When Guyana’s Independence Day is celebrated on May 26th,
Indo-Guyanese should also take time off to acknowledge those who
suffered and died in the Wismar-Christianburg massacre. It may
be necessary some atrocities orchestrated against them by the
PNC, but we must not forget how and why it occurred.
All Guyanese must ensure it does not happen again. How can this
be done? Obviously the International Commission of Jurists (ICJ)
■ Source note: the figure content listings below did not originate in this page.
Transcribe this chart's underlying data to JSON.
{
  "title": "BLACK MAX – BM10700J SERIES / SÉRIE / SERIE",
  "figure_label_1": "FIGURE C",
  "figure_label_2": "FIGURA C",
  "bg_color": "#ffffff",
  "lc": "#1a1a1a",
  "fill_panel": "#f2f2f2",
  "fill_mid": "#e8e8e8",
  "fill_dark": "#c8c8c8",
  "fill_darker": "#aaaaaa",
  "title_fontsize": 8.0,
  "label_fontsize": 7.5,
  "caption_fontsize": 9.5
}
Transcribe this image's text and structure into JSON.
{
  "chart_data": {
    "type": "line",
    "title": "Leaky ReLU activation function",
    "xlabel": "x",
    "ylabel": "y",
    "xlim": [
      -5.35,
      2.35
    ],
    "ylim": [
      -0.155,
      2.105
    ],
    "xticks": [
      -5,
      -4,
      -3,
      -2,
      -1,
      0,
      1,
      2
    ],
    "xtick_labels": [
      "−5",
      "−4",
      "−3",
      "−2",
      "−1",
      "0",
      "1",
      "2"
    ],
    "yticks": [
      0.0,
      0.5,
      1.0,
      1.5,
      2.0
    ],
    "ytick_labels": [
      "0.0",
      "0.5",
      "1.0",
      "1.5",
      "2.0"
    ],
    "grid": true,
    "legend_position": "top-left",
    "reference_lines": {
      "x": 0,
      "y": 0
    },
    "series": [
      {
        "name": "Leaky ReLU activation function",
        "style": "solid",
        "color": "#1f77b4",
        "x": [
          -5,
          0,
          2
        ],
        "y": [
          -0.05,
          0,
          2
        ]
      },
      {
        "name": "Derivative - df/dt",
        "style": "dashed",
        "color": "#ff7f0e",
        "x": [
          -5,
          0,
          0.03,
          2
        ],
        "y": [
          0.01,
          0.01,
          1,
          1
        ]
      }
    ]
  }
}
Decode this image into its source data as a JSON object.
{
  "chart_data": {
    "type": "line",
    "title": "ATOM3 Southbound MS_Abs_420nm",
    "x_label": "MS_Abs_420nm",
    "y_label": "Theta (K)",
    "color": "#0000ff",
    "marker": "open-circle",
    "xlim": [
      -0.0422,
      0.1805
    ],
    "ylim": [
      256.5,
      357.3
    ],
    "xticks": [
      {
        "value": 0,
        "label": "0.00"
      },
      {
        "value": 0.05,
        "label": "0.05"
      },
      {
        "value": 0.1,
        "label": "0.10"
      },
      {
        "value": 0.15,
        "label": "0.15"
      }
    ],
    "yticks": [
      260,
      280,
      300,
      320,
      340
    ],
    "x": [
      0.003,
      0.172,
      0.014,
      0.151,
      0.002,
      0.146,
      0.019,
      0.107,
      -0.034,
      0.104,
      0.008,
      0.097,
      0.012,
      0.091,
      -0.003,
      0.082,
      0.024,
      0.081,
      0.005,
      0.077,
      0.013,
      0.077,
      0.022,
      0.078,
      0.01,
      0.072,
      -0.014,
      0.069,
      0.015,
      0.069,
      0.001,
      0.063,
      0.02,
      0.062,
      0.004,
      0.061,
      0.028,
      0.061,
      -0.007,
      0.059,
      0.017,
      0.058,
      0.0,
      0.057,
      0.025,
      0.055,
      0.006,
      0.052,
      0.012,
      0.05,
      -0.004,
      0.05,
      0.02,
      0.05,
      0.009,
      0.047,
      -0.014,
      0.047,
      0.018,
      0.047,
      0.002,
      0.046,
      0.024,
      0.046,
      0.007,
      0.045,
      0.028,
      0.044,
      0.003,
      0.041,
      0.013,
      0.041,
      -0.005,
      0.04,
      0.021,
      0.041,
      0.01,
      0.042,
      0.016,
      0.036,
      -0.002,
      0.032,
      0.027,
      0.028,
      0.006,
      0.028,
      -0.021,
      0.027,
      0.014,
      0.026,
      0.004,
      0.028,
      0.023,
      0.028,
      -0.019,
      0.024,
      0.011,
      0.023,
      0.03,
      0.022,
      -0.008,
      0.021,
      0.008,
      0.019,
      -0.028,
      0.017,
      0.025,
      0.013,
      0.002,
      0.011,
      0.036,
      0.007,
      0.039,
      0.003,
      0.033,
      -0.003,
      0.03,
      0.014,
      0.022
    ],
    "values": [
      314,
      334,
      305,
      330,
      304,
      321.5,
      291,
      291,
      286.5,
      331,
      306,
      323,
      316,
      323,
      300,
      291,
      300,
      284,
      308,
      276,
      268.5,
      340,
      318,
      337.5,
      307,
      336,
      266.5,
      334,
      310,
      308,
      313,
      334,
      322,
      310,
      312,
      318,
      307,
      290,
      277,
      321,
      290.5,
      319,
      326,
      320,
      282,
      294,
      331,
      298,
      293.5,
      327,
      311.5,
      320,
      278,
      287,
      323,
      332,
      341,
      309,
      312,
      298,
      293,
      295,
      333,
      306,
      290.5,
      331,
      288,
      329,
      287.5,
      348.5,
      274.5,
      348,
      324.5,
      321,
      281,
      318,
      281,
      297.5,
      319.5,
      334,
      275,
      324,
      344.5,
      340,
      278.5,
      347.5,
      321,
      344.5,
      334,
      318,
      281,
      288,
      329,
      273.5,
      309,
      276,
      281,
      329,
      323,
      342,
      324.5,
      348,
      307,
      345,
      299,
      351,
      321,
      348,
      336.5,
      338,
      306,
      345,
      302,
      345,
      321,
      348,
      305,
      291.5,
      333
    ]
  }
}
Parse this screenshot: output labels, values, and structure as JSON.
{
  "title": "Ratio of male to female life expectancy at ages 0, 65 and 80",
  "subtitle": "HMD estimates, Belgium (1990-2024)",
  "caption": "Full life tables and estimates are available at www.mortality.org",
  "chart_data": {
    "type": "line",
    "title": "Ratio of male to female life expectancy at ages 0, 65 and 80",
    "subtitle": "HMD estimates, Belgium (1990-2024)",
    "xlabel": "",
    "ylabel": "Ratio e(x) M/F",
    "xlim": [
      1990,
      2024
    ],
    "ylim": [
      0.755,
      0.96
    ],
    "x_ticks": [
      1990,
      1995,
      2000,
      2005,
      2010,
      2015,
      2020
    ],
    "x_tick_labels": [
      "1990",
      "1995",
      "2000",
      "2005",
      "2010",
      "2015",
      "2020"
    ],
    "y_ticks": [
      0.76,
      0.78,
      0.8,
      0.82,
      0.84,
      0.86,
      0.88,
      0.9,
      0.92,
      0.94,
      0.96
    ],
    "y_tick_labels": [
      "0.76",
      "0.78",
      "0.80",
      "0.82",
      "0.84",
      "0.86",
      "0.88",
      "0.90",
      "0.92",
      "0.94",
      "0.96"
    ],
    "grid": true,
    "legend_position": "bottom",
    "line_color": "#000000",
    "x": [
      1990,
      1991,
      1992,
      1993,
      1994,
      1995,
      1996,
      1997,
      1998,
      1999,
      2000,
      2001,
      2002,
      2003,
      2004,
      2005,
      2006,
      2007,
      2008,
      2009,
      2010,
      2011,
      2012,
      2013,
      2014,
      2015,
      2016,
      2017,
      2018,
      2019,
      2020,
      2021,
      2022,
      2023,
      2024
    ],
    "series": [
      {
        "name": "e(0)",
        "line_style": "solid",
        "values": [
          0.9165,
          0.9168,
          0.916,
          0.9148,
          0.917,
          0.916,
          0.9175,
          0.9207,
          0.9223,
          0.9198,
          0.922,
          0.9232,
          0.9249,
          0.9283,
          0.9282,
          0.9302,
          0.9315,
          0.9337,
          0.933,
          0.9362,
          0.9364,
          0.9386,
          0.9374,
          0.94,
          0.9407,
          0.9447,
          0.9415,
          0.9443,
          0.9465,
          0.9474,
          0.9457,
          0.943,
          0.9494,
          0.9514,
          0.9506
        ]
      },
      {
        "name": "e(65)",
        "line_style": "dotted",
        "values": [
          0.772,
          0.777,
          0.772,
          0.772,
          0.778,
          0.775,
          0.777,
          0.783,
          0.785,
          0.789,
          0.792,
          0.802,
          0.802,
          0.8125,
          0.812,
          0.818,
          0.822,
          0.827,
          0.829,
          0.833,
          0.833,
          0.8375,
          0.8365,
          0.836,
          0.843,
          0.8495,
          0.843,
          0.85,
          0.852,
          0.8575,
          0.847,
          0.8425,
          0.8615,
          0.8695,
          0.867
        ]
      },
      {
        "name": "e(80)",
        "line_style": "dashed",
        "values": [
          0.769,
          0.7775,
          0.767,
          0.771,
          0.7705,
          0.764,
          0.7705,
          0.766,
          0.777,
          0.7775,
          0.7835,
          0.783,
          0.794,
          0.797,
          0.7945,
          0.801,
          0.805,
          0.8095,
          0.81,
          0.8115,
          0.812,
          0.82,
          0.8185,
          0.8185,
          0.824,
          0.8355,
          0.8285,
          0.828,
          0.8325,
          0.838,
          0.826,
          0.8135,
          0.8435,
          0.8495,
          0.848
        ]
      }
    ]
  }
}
recommendations which the PNC government agreed to implement must
now be reflected in the Guyanese armed forces. Then any "ethnic
cleansing" of other communities like Mackenzie will not reoccur
again. Never again!
Notes:
New York Times: "East Indians flee race violence in British
Guiana mining area." Wednesday, May 27th, 1964.
New York Times: "Official accuse Police in British Guiana."
Thursday, May 28th, 1964.
Time Magazine: "British Guiana race war." June 5th,
1964.
Newsweek Magazine: "Politics of violence." June 8th,
1964.
Facts on File, Volume XXIV: "British Guiana." June 4,
1964.
[Editor’s Note: The writer, Mr. Raymond Ali is a 1992 graduate
of Brooklyn College with a BA in Economics. He served as Vice
President of the Indo-West Indian Movement at Brooklyn College
(1990-1991). Article being sourced from East Indians in the
New World: 155 Anniversary (1838-1993). A publication of
the Indo-Caribbean Federation of North, May 15, 1993.]